A switchMap takes an incoming Observable, creates a new (internal) Observable, and emits those internal Observable’s values whenever it emits. If a new value comes in, it stops the internal Observable, creates a new one from the incoming value, and starts emitting that new internal Observable’s values. It’s basically a wrapper around a set of Observables — and the important thing is it does not complete. If the internal Observable completes (e.g. because it’s an HTTP call and only ever emits one value), the switchMap stays active and just waits for the next incoming value to create a new internal Observable from.

On the other hand, catchError does not do any wrapping. It waits for the upstream Observable to fail, and if it does, it will create a new Observable and replace the upstream one with that one. Put simply, its internal logic is as follows: While the upstream Observable emits values, emit the same values; if the upstream Observable fails, start emitting values from the callback. The important part here is the realisation that once an Observable has failed, it will never go back to a successful state, so the catchError method lets you prevent that by replacing the failed one with a successful one.
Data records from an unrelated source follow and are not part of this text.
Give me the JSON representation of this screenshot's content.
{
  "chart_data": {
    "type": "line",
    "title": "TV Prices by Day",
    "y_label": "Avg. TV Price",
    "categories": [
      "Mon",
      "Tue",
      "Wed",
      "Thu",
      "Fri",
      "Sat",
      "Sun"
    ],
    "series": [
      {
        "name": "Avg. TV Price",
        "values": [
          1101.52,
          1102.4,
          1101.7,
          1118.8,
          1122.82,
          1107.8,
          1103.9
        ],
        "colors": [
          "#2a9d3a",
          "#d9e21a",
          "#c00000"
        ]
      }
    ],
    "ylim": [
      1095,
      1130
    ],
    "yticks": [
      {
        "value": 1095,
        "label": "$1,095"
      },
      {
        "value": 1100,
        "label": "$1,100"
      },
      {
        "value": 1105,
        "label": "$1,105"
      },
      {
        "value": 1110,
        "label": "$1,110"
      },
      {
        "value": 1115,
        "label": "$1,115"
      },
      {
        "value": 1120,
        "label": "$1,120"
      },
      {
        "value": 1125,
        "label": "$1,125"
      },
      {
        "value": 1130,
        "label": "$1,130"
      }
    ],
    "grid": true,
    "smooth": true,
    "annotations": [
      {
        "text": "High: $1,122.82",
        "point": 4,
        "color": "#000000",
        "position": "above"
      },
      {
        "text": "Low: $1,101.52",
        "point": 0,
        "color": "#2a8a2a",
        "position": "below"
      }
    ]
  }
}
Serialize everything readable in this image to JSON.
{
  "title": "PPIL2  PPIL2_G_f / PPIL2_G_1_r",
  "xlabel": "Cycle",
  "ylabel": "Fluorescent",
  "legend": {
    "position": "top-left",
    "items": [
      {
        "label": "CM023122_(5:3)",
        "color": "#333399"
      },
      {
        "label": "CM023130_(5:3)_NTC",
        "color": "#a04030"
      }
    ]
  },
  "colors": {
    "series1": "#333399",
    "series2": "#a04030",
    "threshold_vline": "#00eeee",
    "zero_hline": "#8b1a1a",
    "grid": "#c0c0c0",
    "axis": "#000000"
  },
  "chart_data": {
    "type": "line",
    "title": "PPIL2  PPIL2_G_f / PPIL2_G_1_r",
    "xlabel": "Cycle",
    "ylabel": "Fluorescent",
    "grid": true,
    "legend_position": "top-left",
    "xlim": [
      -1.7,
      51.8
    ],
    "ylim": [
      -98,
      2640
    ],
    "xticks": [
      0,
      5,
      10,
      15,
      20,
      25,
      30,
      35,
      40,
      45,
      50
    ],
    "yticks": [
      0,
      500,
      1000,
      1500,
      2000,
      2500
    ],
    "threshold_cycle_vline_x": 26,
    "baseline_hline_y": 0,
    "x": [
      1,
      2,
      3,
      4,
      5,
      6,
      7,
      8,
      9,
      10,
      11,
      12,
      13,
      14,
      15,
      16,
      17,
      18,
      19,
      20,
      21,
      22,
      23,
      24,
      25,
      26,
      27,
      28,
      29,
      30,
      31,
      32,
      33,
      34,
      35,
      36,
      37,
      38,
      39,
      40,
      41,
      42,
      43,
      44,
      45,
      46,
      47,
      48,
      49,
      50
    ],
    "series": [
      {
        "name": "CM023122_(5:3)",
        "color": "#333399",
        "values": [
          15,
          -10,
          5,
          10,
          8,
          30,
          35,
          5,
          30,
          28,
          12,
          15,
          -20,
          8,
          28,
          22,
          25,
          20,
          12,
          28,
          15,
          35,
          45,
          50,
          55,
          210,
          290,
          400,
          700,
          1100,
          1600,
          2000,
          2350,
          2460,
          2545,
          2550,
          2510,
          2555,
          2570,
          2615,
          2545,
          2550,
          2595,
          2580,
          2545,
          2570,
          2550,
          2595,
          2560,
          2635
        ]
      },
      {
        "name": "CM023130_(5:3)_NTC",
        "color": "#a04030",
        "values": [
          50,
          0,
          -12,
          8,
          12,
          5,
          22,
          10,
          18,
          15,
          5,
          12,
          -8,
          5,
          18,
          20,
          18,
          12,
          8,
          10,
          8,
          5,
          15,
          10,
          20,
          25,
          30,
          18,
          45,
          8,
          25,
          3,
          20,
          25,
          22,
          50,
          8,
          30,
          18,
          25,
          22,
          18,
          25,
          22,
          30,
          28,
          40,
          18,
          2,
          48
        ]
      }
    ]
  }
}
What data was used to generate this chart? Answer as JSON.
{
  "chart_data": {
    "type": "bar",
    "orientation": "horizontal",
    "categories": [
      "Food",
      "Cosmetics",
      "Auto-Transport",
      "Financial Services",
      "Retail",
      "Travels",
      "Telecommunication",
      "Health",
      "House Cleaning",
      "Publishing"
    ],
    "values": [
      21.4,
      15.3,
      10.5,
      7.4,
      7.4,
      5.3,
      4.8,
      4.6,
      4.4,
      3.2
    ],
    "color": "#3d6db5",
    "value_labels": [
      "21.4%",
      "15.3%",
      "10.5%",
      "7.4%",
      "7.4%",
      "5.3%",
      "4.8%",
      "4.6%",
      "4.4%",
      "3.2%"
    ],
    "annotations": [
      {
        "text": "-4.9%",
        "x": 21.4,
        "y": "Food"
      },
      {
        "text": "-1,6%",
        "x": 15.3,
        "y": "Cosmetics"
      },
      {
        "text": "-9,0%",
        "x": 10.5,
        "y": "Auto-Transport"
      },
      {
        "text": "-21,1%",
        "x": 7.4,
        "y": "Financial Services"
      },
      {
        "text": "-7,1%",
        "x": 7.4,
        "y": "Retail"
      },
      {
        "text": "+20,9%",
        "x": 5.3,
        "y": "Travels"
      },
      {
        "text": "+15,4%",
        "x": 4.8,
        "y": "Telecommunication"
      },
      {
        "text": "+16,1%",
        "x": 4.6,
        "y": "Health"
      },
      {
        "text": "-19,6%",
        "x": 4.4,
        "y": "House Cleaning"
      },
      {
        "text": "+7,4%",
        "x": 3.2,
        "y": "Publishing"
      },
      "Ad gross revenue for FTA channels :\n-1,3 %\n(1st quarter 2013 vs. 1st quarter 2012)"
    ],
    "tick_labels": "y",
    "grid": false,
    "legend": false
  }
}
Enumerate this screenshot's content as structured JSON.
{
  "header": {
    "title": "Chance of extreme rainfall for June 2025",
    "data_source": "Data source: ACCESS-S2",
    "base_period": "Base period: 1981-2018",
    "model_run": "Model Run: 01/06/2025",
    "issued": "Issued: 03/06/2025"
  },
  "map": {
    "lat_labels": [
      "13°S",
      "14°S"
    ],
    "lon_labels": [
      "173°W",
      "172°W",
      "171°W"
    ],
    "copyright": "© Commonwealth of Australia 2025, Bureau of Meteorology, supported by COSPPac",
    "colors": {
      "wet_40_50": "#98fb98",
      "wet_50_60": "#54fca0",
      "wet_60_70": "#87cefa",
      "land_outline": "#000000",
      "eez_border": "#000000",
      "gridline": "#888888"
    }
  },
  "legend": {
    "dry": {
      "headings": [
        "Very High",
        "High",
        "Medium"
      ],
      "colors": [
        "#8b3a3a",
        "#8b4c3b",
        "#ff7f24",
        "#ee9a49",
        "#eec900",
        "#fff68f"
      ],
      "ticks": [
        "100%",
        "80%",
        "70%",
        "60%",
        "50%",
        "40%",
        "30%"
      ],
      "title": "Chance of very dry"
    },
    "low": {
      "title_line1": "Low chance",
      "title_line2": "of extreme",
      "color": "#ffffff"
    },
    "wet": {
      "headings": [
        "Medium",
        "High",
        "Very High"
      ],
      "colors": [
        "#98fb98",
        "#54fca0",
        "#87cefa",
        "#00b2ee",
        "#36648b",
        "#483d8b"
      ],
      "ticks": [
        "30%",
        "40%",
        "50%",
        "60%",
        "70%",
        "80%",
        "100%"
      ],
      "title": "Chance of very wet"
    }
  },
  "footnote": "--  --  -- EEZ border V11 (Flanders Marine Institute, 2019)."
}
This is slightly unexpected but makes sense if you’re coming from a Promise-based world: In a promise, the .catch method lets you turn a failed promise back into a successful one. But because Promises are basically Observables of one value, this does not have any unexpected side effects, whereas in Observables saying “stop and emit this new value” will not allow future values to be emitted.

What does this mean for our effects? When we want to handle an error, it is not sufficient to put an error handler at the end of the chain. If we do that, the Observable that NgRx Effects subscribes to is going to be replaced by the Observable emitted in the catchError method, and then all future values emitted from action$ are going to be ignored (the new Observable in the error handler is not subscribed to them). This means we have to always place catchError handlers inside a switchMap — this way, the new (handled) Observable only replaces the failed one inside the switch, rather than the whole Effect Observable.

Aside: Marble Testing

The reason I spotted this, by the way, was not by clever introspection or knowing the source code inside out. I found it when I switched our unit tests for our effects to Marble Testing, which is the recommended way to test NgRx effects. What happened was that I was testing an error case, and got the rather cryptic message of Expected $[2] = Object({ frame: 20, notification: Notification({ kind: 'C', ... }) }) to equal undefined.

It turns out that what my test was telling me was that the Observable for the effect I was subscribed to had completed (kind: 'C' means Completed). This was entirely unexpected, as Effects Observables should never complete (if they complete, they cannot listen to and dispatch any further actions!) When we were testing without marbles, we had just tested if this value goes in, this value comes out, and never caught this since the value was correctly emitted. I would therefore highly recommend that if you don’t already do it, you should switch your Effects testing to the Marble tests.

Summary

It turns out that catchError (and its predecessor, .catch()), is a tricksy beast, making us think that it will just replace errors with new values, but actually switching entirely to a new Observable on the first error. It is not to be confused with switchMap’s effects which keep the Observable open, and should be used with care, as it will cause NgRx effects to stop working when simply used in a pipe on an effect. Use it inside switchMap to ensure that any caught errors do not complete the Effect Observable.

(If you have any other patterns for handling errors in Effects, please let me know, I would love to see other ways of dealing with this!)